Saints

Paul, an apostle of Christ Jesus by the will of God, to the saints who are in Ephesus, and are faithful in Christ Jesus.

– Ephesians 1:1

So Paul opens his letter to the Ephesians, and to our modern ears this would seem like a polite introduction before launching into the masterpiece that is this epistle. Yet there is something hidden (to us) in this introduction that was a blessing and a scandal to those who read it.

Paul uses the word “saints” to describe the Ephesians. For many of us, this word poses a problem due to modern baggage that has been applied to the word “saint”. For many of us, the word conjures up a whiff of incense, or perhaps robes, martyrdom, cathedrals, or visions of medieval times. But to Paul’s readers, be they Jewish or Gentile, this word communicated something entirely different, and far more revolutionary.

R. Kent Hughes, in his book Ephesians – The Mystery of the Body of Christ, puts it this way:

[I]n the Greek translation of the Old Testament the people of Israel, and sometimes even the angels, were given the honored title “saints.” Therefore, as Marcus Barth explains, “By using the same designation . . . the author of Ephesians bestows upon all his pagan-born hearers a privilege formerly reserved for Israel, for special (especially priestly) servants of God, or for angels.” Applying the privileged word “saints” to pagan Greeks was mind-boggling to those with a Jewish background. Hebrew detractors considered it a rape of sacred vocabulary. But from the Christian perspective it was a fitting word to celebrate the miracle of God’s grace.

The word is hagios in the Greek, and it means “holy and called out ones”. And here Paul is using this high word, in the past reserved only for God’s chosen people, the people of Israel, to address formerly pagan Gentiles! As Hughes states above, to many Jewish people of the time, this was “mind-boggling”.

The Gospel does this: it boggles the mind. We think of ourselves as being more tolerant than God, don’t we? I know I do at times. And yet there He goes, welcoming into the Kingdom those that I would never have given a chance! And He doesn’t distinguish levels of sainthood; He calls them saints too! Holy and called out ones, indeed, having been made holy by Christ’s atonement and called out to a life of service to the King.

Saints. This word, if you take the time to look at how it is used in Scripture, will kill “Us and Them” Christianity.

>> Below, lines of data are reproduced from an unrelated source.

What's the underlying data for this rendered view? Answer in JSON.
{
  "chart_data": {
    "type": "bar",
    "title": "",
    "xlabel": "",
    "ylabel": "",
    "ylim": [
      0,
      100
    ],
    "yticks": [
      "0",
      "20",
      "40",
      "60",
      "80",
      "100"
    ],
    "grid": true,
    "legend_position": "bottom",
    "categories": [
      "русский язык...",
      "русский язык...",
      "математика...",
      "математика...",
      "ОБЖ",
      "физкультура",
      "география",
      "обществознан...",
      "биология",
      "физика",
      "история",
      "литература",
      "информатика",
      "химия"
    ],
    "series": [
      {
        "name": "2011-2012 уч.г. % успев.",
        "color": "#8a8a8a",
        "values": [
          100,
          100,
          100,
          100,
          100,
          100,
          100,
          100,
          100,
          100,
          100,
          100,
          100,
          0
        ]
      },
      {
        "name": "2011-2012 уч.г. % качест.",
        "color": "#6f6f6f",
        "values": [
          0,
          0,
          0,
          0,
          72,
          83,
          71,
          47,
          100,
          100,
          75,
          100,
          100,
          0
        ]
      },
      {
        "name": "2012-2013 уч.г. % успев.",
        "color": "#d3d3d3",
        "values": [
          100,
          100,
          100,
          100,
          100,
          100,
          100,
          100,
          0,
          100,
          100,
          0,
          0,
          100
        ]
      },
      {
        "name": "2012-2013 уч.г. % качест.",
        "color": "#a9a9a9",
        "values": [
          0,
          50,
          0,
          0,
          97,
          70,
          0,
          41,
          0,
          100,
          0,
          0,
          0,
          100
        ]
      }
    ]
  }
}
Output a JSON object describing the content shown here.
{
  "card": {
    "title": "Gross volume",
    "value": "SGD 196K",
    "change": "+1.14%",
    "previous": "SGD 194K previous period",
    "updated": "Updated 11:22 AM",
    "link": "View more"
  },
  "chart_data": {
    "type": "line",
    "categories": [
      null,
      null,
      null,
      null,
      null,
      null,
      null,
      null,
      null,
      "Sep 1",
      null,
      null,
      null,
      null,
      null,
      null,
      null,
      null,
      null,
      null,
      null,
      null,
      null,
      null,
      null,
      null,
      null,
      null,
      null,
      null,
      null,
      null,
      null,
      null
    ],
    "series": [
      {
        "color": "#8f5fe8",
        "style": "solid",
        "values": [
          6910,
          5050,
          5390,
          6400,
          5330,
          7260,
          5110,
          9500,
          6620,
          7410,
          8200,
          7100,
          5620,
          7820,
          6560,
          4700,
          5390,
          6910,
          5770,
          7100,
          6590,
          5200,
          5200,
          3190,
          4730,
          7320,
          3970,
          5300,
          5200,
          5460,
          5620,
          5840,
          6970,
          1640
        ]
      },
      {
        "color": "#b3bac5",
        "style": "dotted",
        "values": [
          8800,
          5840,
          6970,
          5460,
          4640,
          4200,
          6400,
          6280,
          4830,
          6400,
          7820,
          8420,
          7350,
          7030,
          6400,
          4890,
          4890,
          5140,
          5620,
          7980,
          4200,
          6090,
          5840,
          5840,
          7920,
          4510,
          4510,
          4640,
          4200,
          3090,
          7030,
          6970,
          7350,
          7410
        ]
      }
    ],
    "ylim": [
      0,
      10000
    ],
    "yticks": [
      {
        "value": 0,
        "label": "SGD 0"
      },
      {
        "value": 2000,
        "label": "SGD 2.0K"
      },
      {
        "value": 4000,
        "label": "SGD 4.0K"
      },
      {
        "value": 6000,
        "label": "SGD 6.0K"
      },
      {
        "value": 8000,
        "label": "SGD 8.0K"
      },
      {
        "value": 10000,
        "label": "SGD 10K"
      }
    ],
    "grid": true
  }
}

If you’ve been rescued by Jesus, there is no “Them” when it comes to your fellow rescue-ees, regardless of background, ethnicity, political beliefs, denomination, class, social status, sin-background, family dysfunction, or any other division you can come up with.

In Christ, it’s all “Us”.

2 thoughts on “Saints

  1. Thanks.

    Throughout Ephesians, Paul says things that are tremendously revolutionary regarding unity in Christ.

    I had this thought in bible study yesterday (and I may post on it) – it took a good 120 years (and counting) for race relations from the end of the civil war to modern times to become somewhat stable in America.

    The Gospel turned over the old, ancient enmity between Jew and Gentile in a space of 30 years or so.